Which is why there has been so much fuss. I haven't kept up, but has the Wayland project changed their tune on networkable graphics? I will grant that X could use some uncrustifying, but I think the general gist of the OP is correct: there is just so much that X offers that Wayland and Mir will have to catch up to (assuming they can, which requires not just time and effort, but forward thinking on design and architecture).

And as for performance, my N900, a four years old phone, runs X just fine. The sad experience I have had with software (including OSS), is that the newly born projects are almost always designed without paying attention to efficiency, usually through a lack of awareness because people are so used to fast hardware these days.

X ran fine (faster than Windows GDI) on my Pentium machine, and that was almost 18 years ago!

People run crapburgers like GNOME and then say "X is bloated and slow, we need to replace it NOW with Wayland". Uh, no, your DE is bloated and slow. X is warty and certainly worthy of criticism, but force-switching everybody to PulseVideo--sorry, Wayland, is not going to solve all the problems with the Lunix desktop and is going to introduce a whole new slew of transition-phase problems.

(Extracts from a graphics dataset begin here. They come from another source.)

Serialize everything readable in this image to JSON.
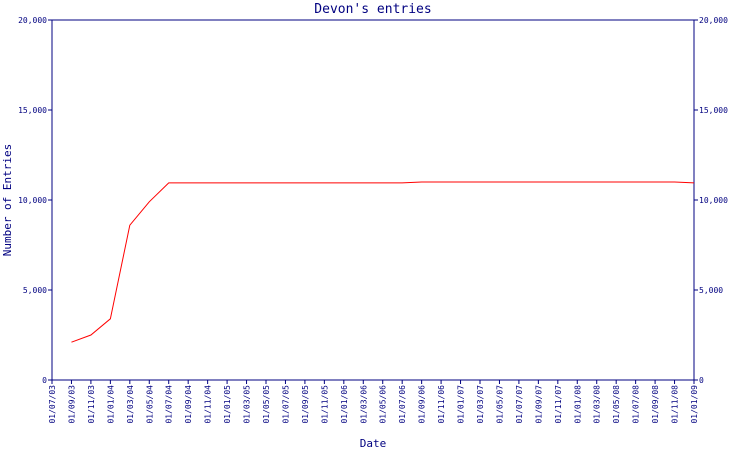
{
  "chart_data": {
    "type": "line",
    "title": "Devon's entries",
    "x_label": "Date",
    "y_label": "Number of Entries",
    "categories": [
      "01/07/03",
      "01/09/03",
      "01/11/03",
      "01/01/04",
      "01/03/04",
      "01/05/04",
      "01/07/04",
      "01/09/04",
      "01/11/04",
      "01/01/05",
      "01/03/05",
      "01/05/05",
      "01/07/05",
      "01/09/05",
      "01/11/05",
      "01/01/06",
      "01/03/06",
      "01/05/06",
      "01/07/06",
      "01/09/06",
      "01/11/06",
      "01/01/07",
      "01/03/07",
      "01/05/07",
      "01/07/07",
      "01/09/07",
      "01/11/07",
      "01/01/08",
      "01/03/08",
      "01/05/08",
      "01/07/08",
      "01/09/08",
      "01/11/08",
      "01/01/09"
    ],
    "values": [
      null,
      2100,
      2500,
      3400,
      8600,
      9900,
      10950,
      10950,
      10950,
      10950,
      10950,
      10950,
      10950,
      10950,
      10950,
      10950,
      10950,
      10950,
      10950,
      11000,
      11000,
      11000,
      11000,
      11000,
      11000,
      11000,
      11000,
      11000,
      11000,
      11000,
      11000,
      11000,
      11000,
      10950
    ],
    "color": "#ff0000",
    "ylim": [
      0,
      20000
    ],
    "yticks": [
      0,
      {
        "value": 5000,
        "label": "5,000"
      },
      {
        "value": 10000,
        "label": "10,000"
      },
      {
        "value": 15000,
        "label": "15,000"
      },
      {
        "value": 20000,
        "label": "20,000"
      }
    ]
  }
}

As you said, Wayland actually provides less than X. If you want to turn Linux into Windows, then the solution is a single, standardized, soup-to-nuts graphics layer incorporating everything from graphical primitives to widget toolkits and user-interface guidelines. Linux still has multiple toolkits and multiple DEs squabbling for mindshare, and seems to grow one more everytime GNOME pisses someone new off.

> has the Wayland project changed their tune on networkable graphics

You mean "provide a flag in ssh to forward a rendered window?"

They were talking about having hooks so a VNC server could act as a compositor for windows that it can forward over the VNC protocol. That would be a much better solution than raw pixel buffers like X forwarding had.

  • That is not feature parity, I don't care how much people claim it is. Feature parity is when I can start a GUI program on a remote machine and have its windows show up as if they were running locally. Not some sandbox-separated-desktop-in-it's-own-window, where my keyboard shortcuts and mental map are broken (I can't alt-tab through all my windows now). It drives me nuts how these people claim to be "advancing the user experience" when they obviously don't even care about such basic concepts as consistency (eg, the aforementioned capability of being able to tab through all windows, whether local or remote).

  • X forwarding is just a tunnel for the normal X protocol, which is both higher-level and provides much more functionality than a raw pixel buffer.

    • What extra functionality is available in networked X that is not available over a VNC pipe?